The New Jersey Supreme Court just issued a decision that requires insurers and employers to reimburse injured workers for the use of medical marijuana. In the case, lawyers for an employer argued that reimbursing for medical marijuana would in effect be “aiding and abetting and conspiracy liability under federal law.” As Nancy Grover reported on this site yesterday, “the seven justices were “unpersuaded” by [those] arguments, that reimbursing for medical marijuana would be tantamount to aiding and abetting and conspiracy liability under federal law, which deems marijuana to be illegal.”
Well, the justices may have been “unpersuaded,” but the fact remains that paying for marijuana is, under federal law, illegal. No fewer than five states have seen legislative and or judicial action that now puts insurance companies and employers in direct conflict with that reality. Marijuana is, after all, still classified by the federal government as a Schedule I drug. Schedule I drugs are defined as drugs with no currently accepted medical use and a high potential for abuse. It is in the same group as heroin, LSD, and Ecstasy. This literally puts payers in workers’ comp between a rock and a hard place.
Admittedly, the federal government has turned a blind eye to the rapid proliferation of both medical and recreational marijuana use. It can be used medicinally in 33 states, and recreationally in 15 states. It remains fully illegal in fewer than 10 states.
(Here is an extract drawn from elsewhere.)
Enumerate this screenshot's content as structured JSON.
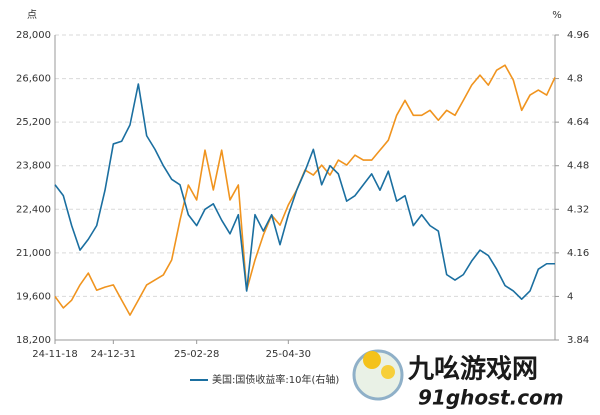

The feds have not yet indicated any appetite to dampen the trend to legalization.
Still, the fact remains that ordering payment for a Schedule I drug creates a huge potential risk for insurance companies and employers. The classification of marijuana is potentially for them a ticking time bomb. Should political winds change or a shift in priorities occur at the federal level, they could be exposed for their part in procuring what the federal government still legally defines as a completely prohibited substance. That move may be unlikely given the trends in public opinion and societal demands, but the legal liabilities still remain.
The precedent was set long ago that federal law supersedes state and local regulations. The threat may not be widely respected, but for these companies ordered to participate, it is quite real indeed.
It is time for the federal government to issue some guidance on the subject. That action probably should be a reclassification of marijuana. Absent that, there needs to be an exemption in place that offers some protection to payers in this position. It is a problem that is only going to grow from here.
Today it is an issue in five states. If the trend to order payment under workers’ comp follows the same trajectory as that seen for the acceptance of recreational and medical use, it will be far more than that in the very near future.